DOJ Opposed to Fraud Sentencing Reform

Symbol of Justice

Earlier this spring, the Sentencing Commission conducted hearings on the propriety of reducing the guidelines for fraud cases and generally reevaluating the impact that “loss” should play in setting the base offense level. In response, the U.S. Justice Department has come out broadly against a series of proposals that would cut prison time for white-collar criminals. The department’s views marked a potential setback for the proposals, which defense lawyers had already criticized for being too moderate.

The department objected to a proposal to adjust victim losses for inflation for the first time since 1987. Losses directly influence recommended prison term lengths, and the move would reduce fraud sentences by 26 % on average. The Justice Department also objected to a proposal to shift the emphasis in calculating sentences for stock fraud cases to financial gains instead of investor losses, a change that could reduce the amount of prison time some executives would face. The department’s position came amid continuing debate over whether changes to the guidelines are necessary to address what even some judges have said are overly harsh recommended punishments for fraud offenders.

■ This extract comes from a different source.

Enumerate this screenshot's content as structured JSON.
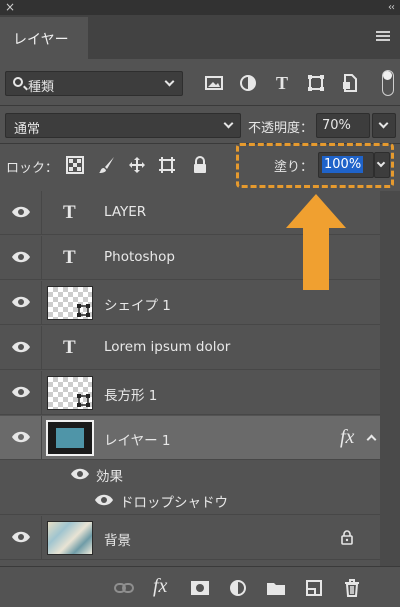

Fraud offenses constitute the third largest type of federal crime in America, behind only immigration and drugs cases. Over the last decade, average prison sentences for fraud have lengthened three-fold, the commission said. But after the U.S. Supreme Court declared the guidelines advisory in 2005, judges increasingly gave shorter terms than what the commission recommended. In 2012, the average fraud sentence was 22 months, compared to the 29-month minimum recommended, the commission said.

Critics say the data shows many judges view the guidelines as overly-driven by victim losses, at times resulting in potential life sentences in cases like stock frauds with high-dollar amounts.

The commission’s proposals, released in January, were viewed as too moderate by groups like the American Bar Association, which had pushed for broader revision de-emphasizing the influence losses have not just in cases involving the stock market but also for other frauds, such as in mortgages and healthcare. Still, the commission said its proposal to adjust the loss calculations for inflation would itself reduce sentence lengths.